Nurturing the preterm infant brain: leveraging neuroplasticity to improve neurobehavioral outcomes.

An intrinsic feature of the developing brain is high susceptibility to environmental influence-known as plasticity. Research indicates cascading disruption to neurological development following preterm (PT) birth; yet, the interactive effects of PT birth and plasticity remain unclear. It is possible that, with regard to neuropsychological outcomes in the PT population, plasticity is a double-edged sword. On one side, high plasticity of rapidly developing neural tissue makes the PT brain more vulnerable to injury resulting from events, including inflammation, hypoxia, and ischemia. On the other side, plasticity may be a mechanism through which positive experience can normalize neurological development for PT children.

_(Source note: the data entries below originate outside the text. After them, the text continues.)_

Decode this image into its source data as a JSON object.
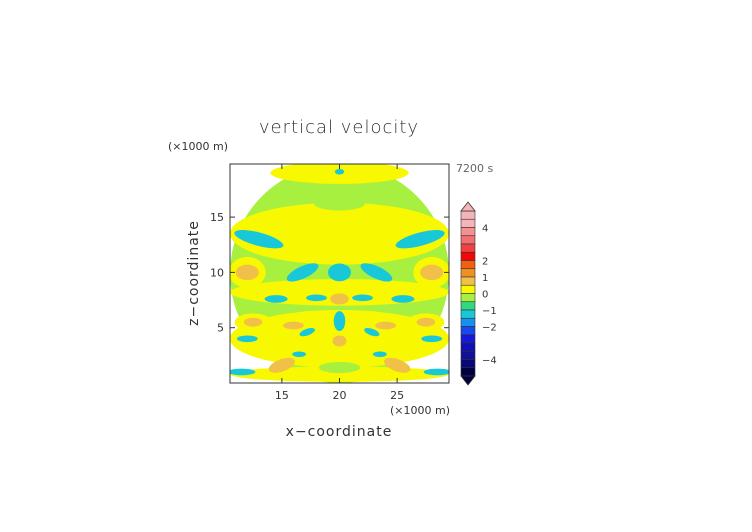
{
  "chart_data": {
    "type": "heatmap",
    "title": "vertical velocity",
    "xlabel": "x−coordinate",
    "ylabel": "z−coordinate",
    "x_unit": "(×1000 m)",
    "y_unit": "(×1000 m)",
    "time_label": "7200 s",
    "xlim": [
      10.5,
      29.5
    ],
    "ylim": [
      0,
      19.8
    ],
    "x_ticks": [
      15,
      20,
      25
    ],
    "y_ticks": [
      5,
      10,
      15
    ],
    "x_tick_labels": [
      "15",
      "20",
      "25"
    ],
    "y_tick_labels": [
      "5",
      "10",
      "15"
    ],
    "colorbar": {
      "min": -5,
      "max": 5,
      "tick_values": [
        4,
        2,
        1,
        0,
        -1,
        -2,
        -4
      ],
      "tick_labels": [
        "4",
        "2",
        "1",
        "0",
        "−1",
        "−2",
        "−4"
      ],
      "bins": [
        {
          "low": 4.5,
          "high": 5.0,
          "color": "#f4b4b8"
        },
        {
          "low": 4.0,
          "high": 4.5,
          "color": "#f4b4b8"
        },
        {
          "low": 3.5,
          "high": 4.0,
          "color": "#f49090"
        },
        {
          "low": 3.0,
          "high": 3.5,
          "color": "#f07070"
        },
        {
          "low": 2.5,
          "high": 3.0,
          "color": "#f04040"
        },
        {
          "low": 2.0,
          "high": 2.5,
          "color": "#f00808"
        },
        {
          "low": 1.5,
          "high": 2.0,
          "color": "#f06010"
        },
        {
          "low": 1.0,
          "high": 1.5,
          "color": "#f09020"
        },
        {
          "low": 0.5,
          "high": 1.0,
          "color": "#f0c048"
        },
        {
          "low": 0.0,
          "high": 0.5,
          "color": "#f8f800"
        },
        {
          "low": -0.5,
          "high": 0.0,
          "color": "#a8f040"
        },
        {
          "low": -1.0,
          "high": -0.5,
          "color": "#30d880"
        },
        {
          "low": -1.5,
          "high": -1.0,
          "color": "#18c8d8"
        },
        {
          "low": -2.0,
          "high": -1.5,
          "color": "#1890f0"
        },
        {
          "low": -2.5,
          "high": -2.0,
          "color": "#1848f0"
        },
        {
          "low": -3.0,
          "high": -2.5,
          "color": "#1818d8"
        },
        {
          "low": -3.5,
          "high": -3.0,
          "color": "#1010b8"
        },
        {
          "low": -4.0,
          "high": -3.5,
          "color": "#101098"
        },
        {
          "low": -4.5,
          "high": -4.0,
          "color": "#080878"
        },
        {
          "low": -5.0,
          "high": -4.5,
          "color": "#000040"
        }
      ]
    },
    "regions": [
      {
        "cx": 20,
        "cy": 9.9,
        "rx": 9.5,
        "ry": 9.9,
        "value": -0.3
      },
      {
        "cx": 20,
        "cy": 13.5,
        "rx": 9.5,
        "ry": 2.8,
        "value": 0.2
      },
      {
        "cx": 20,
        "cy": 8.2,
        "rx": 9.5,
        "ry": 1.2,
        "value": 0.2
      },
      {
        "cx": 20,
        "cy": 4.0,
        "rx": 9.5,
        "ry": 2.6,
        "value": 0.2
      },
      {
        "cx": 20,
        "cy": 0.8,
        "rx": 9.5,
        "ry": 0.7,
        "value": 0.2
      },
      {
        "cx": 20,
        "cy": 19.0,
        "rx": 6.0,
        "ry": 1.0,
        "value": 0.2
      },
      {
        "cx": 20,
        "cy": 16.2,
        "rx": 2.2,
        "ry": 0.6,
        "value": -0.3
      },
      {
        "cx": 20,
        "cy": 10.0,
        "rx": 1.0,
        "ry": 0.8,
        "value": -1.2
      },
      {
        "cx": 20,
        "cy": 19.1,
        "rx": 0.4,
        "ry": 0.25,
        "value": -1.2
      },
      {
        "cx": 20,
        "cy": 7.6,
        "rx": 0.8,
        "ry": 0.5,
        "value": 0.8
      },
      {
        "cx": 20,
        "cy": 5.6,
        "rx": 0.5,
        "ry": 0.9,
        "value": -1.2
      },
      {
        "cx": 20,
        "cy": 3.8,
        "rx": 0.6,
        "ry": 0.5,
        "value": 0.8
      },
      {
        "cx": 12.0,
        "cy": 10.0,
        "rx": 1.6,
        "ry": 1.4,
        "value": 0.2
      },
      {
        "cx": 12.0,
        "cy": 10.0,
        "rx": 1.0,
        "ry": 0.7,
        "value": 0.8
      },
      {
        "cx": 28.0,
        "cy": 10.0,
        "rx": 1.6,
        "ry": 1.4,
        "value": 0.2
      },
      {
        "cx": 28.0,
        "cy": 10.0,
        "rx": 1.0,
        "ry": 0.7,
        "value": 0.8
      },
      {
        "cx": 13.0,
        "cy": 13.0,
        "rx": 2.2,
        "ry": 0.6,
        "value": -1.2,
        "rot": 15
      },
      {
        "cx": 27.0,
        "cy": 13.0,
        "rx": 2.2,
        "ry": 0.6,
        "value": -1.2,
        "rot": -15
      },
      {
        "cx": 16.8,
        "cy": 10.0,
        "rx": 1.5,
        "ry": 0.55,
        "value": -1.2,
        "rot": -25
      },
      {
        "cx": 23.2,
        "cy": 10.0,
        "rx": 1.5,
        "ry": 0.55,
        "value": -1.2,
        "rot": 25
      },
      {
        "cx": 14.5,
        "cy": 7.6,
        "rx": 1.0,
        "ry": 0.35,
        "value": -1.2
      },
      {
        "cx": 25.5,
        "cy": 7.6,
        "rx": 1.0,
        "ry": 0.35,
        "value": -1.2
      },
      {
        "cx": 18.0,
        "cy": 7.7,
        "rx": 0.9,
        "ry": 0.3,
        "value": -1.2
      },
      {
        "cx": 22.0,
        "cy": 7.7,
        "rx": 0.9,
        "ry": 0.3,
        "value": -1.2
      },
      {
        "cx": 12.5,
        "cy": 5.5,
        "rx": 1.6,
        "ry": 0.8,
        "value": 0.2
      },
      {
        "cx": 12.5,
        "cy": 5.5,
        "rx": 0.8,
        "ry": 0.4,
        "value": 0.8
      },
      {
        "cx": 27.5,
        "cy": 5.5,
        "rx": 1.6,
        "ry": 0.8,
        "value": 0.2
      },
      {
        "cx": 27.5,
        "cy": 5.5,
        "rx": 0.8,
        "ry": 0.4,
        "value": 0.8
      },
      {
        "cx": 16.0,
        "cy": 5.2,
        "rx": 0.9,
        "ry": 0.35,
        "value": 0.8
      },
      {
        "cx": 24.0,
        "cy": 5.2,
        "rx": 0.9,
        "ry": 0.35,
        "value": 0.8
      },
      {
        "cx": 12.0,
        "cy": 4.0,
        "rx": 0.9,
        "ry": 0.3,
        "value": -1.2
      },
      {
        "cx": 28.0,
        "cy": 4.0,
        "rx": 0.9,
        "ry": 0.3,
        "value": -1.2
      },
      {
        "cx": 17.2,
        "cy": 4.6,
        "rx": 0.7,
        "ry": 0.3,
        "value": -1.2,
        "rot": -20
      },
      {
        "cx": 22.8,
        "cy": 4.6,
        "rx": 0.7,
        "ry": 0.3,
        "value": -1.2,
        "rot": 20
      },
      {
        "cx": 15.0,
        "cy": 1.6,
        "rx": 1.2,
        "ry": 0.55,
        "value": 0.8,
        "rot": -20
      },
      {
        "cx": 25.0,
        "cy": 1.6,
        "rx": 1.2,
        "ry": 0.55,
        "value": 0.8,
        "rot": 20
      },
      {
        "cx": 11.5,
        "cy": 1.0,
        "rx": 1.2,
        "ry": 0.3,
        "value": -1.2
      },
      {
        "cx": 28.5,
        "cy": 1.0,
        "rx": 1.2,
        "ry": 0.3,
        "value": -1.2
      },
      {
        "cx": 16.5,
        "cy": 2.6,
        "rx": 0.6,
        "ry": 0.25,
        "value": -1.2
      },
      {
        "cx": 23.5,
        "cy": 2.6,
        "rx": 0.6,
        "ry": 0.25,
        "value": -1.2
      },
      {
        "cx": 20,
        "cy": 1.4,
        "rx": 1.8,
        "ry": 0.5,
        "value": -0.3
      }
    ]
  }
}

Much of the available literature on PT neurological development is clinically weighted and focused on diagnostic utility for predicting long-term outcomes. Although diagnostic utility is valuable, research establishing neuroprotective factors is equally beneficial. This review will: (1) detail specific mechanisms through which plasticity is adaptive or maladaptive depending on the experience; (2) integrate research from neuroimaging, intervention, and clinical science fields in a summary of findings suggesting inherent plasticity of the PT brain as a mechanism to improve child outcomes; and (3) summarize how responsive caregiving experiences situate parents as agents of change in normalizing PT infant brain development.